Famously derided in the seminal work "The visual display of quantitative information". There they give the thought experiment: weigh the ink on your page devoted to data points, compare it to the entire rest of the ink. You want the largest ratio possible.


Tufte is famous for his opposition to wasteful use of ink, or "chartjunk"

https://en.wikipedia.org/wiki/Chartjunk

which relates to a strong preference to use whitespace as a tool for visual organization. If you could separate two areas of the plot by drawing a line with them, Tufte would have you use whitespace instead.

Tufte certainly loves complex charts based on complex data, drawn as economically as possible.

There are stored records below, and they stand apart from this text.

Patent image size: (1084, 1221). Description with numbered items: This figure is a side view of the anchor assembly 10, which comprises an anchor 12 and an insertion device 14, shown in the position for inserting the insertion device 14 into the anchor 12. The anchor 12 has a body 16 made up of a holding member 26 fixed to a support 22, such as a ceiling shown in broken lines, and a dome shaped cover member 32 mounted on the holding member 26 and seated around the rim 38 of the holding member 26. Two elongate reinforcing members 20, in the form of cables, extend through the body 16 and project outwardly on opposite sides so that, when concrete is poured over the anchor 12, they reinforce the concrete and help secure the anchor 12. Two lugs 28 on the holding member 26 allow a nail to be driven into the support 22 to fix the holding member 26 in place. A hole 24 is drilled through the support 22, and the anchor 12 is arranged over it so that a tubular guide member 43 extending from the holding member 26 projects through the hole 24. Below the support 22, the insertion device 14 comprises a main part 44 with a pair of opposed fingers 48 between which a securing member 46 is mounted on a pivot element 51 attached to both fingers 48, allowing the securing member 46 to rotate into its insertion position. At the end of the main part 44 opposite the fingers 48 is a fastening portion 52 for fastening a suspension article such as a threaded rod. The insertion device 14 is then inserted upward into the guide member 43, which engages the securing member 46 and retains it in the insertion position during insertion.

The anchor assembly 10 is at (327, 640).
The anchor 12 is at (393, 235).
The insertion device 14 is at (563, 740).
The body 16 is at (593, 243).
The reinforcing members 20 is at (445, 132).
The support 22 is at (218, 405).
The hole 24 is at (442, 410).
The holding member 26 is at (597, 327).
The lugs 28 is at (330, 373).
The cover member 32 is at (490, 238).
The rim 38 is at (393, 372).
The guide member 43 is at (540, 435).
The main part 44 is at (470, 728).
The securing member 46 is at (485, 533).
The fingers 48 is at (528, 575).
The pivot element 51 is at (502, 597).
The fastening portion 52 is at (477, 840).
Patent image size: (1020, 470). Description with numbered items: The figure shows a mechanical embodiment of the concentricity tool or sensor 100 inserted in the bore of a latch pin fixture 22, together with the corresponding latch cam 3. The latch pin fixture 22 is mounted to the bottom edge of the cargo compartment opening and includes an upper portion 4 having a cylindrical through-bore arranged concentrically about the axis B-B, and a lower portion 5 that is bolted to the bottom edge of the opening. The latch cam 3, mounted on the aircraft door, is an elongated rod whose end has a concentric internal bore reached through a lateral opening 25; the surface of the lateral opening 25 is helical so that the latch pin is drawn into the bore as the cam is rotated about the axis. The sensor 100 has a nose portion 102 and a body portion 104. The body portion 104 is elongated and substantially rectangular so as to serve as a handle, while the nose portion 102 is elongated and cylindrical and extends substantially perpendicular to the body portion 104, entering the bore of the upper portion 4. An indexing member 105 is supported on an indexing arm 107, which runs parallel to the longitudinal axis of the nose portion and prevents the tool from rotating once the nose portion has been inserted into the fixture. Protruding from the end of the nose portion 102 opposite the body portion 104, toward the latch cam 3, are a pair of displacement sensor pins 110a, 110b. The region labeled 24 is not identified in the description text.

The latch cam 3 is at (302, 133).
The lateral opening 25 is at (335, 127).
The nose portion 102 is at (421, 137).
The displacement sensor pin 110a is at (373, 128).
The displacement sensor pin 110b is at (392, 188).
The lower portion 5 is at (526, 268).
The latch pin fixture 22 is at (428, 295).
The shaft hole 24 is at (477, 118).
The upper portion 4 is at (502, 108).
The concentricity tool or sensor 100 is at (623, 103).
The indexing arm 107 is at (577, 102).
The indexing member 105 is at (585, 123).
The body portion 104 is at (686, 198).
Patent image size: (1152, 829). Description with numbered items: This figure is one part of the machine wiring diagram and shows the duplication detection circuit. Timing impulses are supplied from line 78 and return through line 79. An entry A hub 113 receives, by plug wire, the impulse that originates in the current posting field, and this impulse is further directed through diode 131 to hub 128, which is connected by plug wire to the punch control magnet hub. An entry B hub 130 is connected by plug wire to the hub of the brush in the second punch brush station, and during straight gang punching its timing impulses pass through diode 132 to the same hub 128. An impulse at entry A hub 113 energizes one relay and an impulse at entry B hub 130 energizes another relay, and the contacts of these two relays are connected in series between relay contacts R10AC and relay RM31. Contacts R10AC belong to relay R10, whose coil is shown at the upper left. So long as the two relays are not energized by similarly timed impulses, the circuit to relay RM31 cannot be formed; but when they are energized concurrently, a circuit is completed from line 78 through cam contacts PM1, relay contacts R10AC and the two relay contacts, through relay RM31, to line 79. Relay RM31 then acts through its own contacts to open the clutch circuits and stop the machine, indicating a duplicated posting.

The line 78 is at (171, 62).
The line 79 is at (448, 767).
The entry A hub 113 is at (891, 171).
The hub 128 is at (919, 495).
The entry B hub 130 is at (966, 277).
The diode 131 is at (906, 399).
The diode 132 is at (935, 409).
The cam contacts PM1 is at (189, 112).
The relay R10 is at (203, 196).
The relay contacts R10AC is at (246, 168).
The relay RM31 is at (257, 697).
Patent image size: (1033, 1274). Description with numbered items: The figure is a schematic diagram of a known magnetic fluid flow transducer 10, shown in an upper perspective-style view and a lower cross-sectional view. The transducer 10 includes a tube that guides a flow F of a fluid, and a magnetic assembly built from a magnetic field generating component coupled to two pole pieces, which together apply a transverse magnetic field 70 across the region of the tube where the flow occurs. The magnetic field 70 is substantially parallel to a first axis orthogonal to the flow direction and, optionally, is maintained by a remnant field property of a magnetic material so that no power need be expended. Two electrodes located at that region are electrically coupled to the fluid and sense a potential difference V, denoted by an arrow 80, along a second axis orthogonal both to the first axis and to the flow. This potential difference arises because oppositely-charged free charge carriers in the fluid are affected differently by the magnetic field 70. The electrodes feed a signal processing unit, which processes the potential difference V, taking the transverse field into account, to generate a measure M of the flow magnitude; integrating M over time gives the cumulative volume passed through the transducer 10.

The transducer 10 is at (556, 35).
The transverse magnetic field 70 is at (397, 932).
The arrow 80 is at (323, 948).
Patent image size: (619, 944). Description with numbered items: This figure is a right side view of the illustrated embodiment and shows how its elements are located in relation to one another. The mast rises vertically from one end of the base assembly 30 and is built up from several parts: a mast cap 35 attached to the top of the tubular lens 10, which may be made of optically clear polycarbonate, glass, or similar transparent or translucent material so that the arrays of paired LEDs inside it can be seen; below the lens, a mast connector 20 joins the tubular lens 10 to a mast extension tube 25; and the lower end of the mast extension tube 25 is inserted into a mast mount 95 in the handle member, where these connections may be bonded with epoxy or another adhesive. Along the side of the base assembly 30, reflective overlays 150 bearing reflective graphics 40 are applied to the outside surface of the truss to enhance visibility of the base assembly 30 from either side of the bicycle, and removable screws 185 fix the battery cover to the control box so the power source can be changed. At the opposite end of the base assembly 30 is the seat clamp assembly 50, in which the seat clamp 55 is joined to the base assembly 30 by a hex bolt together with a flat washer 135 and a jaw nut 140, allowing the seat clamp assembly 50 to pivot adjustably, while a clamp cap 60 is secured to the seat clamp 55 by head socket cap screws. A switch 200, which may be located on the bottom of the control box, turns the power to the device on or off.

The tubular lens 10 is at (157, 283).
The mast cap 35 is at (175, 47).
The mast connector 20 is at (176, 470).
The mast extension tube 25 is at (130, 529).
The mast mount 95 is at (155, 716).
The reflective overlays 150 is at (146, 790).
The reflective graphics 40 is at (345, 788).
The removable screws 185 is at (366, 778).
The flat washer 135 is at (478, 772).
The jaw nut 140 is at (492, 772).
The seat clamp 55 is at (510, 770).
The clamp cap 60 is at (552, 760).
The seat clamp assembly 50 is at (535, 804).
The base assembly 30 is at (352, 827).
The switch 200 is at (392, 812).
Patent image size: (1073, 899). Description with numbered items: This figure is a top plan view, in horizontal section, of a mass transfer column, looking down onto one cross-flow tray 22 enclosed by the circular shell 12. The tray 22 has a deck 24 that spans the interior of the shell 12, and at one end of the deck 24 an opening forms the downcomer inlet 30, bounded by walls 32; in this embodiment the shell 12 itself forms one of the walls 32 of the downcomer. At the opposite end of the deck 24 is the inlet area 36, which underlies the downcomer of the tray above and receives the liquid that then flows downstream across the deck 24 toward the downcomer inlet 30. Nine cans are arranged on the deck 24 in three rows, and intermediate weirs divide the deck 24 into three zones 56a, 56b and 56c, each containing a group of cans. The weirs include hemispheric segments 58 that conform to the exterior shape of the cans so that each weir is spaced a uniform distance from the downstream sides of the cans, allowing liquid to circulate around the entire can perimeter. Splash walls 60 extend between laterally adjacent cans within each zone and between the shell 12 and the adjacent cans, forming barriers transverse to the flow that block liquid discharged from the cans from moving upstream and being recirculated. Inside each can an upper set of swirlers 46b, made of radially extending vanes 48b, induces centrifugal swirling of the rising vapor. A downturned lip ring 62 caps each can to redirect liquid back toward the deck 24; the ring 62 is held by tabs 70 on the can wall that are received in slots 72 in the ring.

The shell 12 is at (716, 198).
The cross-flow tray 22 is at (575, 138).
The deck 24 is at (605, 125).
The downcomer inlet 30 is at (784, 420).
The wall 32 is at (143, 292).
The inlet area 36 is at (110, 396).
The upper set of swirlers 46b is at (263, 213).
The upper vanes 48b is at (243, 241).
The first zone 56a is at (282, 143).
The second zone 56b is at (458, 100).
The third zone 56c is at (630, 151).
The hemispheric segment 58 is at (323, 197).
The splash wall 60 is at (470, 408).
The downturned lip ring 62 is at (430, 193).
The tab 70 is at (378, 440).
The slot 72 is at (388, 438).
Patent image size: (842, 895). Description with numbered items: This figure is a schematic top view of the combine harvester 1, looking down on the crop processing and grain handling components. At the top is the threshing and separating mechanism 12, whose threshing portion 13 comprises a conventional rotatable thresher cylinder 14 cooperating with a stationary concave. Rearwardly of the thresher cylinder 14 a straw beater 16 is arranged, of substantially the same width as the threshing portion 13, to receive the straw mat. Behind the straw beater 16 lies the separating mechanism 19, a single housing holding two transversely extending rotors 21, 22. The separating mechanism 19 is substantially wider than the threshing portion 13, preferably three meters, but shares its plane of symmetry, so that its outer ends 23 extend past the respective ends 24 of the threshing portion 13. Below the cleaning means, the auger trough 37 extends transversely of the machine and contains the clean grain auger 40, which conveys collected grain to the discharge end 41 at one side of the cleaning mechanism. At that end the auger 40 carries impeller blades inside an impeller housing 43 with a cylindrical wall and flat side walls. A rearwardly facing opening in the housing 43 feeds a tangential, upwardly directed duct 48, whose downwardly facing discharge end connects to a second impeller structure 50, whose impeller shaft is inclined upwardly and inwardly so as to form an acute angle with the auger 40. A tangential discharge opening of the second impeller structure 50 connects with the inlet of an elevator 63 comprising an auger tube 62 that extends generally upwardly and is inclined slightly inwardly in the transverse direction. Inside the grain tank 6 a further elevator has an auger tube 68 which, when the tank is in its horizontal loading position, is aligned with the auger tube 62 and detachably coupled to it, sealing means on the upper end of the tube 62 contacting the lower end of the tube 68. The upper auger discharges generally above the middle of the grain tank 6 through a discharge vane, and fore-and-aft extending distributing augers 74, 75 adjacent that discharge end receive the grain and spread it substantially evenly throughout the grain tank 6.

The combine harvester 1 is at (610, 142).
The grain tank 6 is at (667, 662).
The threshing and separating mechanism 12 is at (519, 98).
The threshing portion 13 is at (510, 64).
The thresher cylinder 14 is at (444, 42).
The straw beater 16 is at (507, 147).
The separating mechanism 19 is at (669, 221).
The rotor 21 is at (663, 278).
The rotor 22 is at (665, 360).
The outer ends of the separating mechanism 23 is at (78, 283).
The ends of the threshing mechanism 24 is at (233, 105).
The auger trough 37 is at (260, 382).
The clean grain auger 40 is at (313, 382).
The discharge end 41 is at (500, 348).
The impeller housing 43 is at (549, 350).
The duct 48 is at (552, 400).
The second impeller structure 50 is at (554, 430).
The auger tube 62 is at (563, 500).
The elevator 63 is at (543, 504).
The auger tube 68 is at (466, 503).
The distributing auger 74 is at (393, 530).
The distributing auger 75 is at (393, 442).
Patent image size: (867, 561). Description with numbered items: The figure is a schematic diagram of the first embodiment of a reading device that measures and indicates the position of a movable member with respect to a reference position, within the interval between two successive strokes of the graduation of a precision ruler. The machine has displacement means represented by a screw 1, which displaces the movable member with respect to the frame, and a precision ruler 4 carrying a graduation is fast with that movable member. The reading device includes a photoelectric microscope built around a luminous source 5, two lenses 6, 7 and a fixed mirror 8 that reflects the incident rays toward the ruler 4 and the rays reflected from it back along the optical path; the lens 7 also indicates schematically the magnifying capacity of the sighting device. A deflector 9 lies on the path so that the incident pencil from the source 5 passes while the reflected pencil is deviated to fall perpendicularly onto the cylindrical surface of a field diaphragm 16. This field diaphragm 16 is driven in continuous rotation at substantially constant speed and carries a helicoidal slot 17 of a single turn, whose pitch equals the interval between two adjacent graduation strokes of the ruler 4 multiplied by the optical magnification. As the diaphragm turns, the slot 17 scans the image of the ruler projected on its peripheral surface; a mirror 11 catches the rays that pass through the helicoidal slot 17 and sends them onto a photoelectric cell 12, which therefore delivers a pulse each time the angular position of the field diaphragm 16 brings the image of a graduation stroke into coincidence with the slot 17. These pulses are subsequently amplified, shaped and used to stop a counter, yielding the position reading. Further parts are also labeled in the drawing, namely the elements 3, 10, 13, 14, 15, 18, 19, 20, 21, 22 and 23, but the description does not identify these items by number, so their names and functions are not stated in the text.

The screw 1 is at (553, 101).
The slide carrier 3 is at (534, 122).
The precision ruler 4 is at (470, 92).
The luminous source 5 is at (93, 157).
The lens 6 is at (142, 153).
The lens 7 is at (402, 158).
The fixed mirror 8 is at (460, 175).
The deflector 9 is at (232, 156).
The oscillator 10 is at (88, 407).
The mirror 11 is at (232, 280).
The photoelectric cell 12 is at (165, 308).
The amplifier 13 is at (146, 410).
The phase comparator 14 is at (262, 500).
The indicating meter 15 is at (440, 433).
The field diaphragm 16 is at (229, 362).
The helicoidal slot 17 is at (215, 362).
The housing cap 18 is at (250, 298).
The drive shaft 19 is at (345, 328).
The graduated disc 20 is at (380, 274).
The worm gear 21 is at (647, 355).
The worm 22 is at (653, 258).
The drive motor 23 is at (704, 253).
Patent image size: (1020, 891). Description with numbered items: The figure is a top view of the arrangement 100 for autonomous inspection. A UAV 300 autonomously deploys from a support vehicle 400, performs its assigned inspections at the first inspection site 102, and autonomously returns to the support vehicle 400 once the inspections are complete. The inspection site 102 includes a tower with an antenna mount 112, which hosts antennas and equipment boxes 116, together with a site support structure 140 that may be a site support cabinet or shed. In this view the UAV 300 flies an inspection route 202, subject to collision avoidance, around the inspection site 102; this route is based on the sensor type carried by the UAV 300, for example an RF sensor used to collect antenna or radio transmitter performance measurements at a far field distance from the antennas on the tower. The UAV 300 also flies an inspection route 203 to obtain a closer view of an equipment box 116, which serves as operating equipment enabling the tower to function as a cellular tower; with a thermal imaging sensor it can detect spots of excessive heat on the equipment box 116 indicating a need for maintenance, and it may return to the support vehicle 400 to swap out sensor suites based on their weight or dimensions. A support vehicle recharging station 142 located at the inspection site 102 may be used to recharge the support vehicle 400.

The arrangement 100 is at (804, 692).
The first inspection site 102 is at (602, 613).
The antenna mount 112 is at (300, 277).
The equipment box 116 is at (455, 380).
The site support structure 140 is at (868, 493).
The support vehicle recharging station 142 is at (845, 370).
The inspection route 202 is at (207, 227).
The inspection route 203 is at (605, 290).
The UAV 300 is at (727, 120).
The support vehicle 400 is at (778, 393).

He'd also recognize that there's a time for a simple chart based on simple data and that such a chart should be as simple as possible: if you want to make a bar chart with Excel with the last 12 quarters of revenue for your business for instance he'd accept that, but insist that you turn off as much chartjunk as you can.


Wouldn't a low-density UI yield an infinitely large ratio?

   Not Much Ink / Nothing else.


If the 'nothing else' is blank paper. Any background, it's Not Much Ink / Entire Page Of Ink


I think about this every time I browse a web site, and the text is this tiny, 5" wide strip down the center, leaving 10" of empty, useless whitespace on both sides. Thanks, designer. I'm glad I bought a 27" monitor for this shit.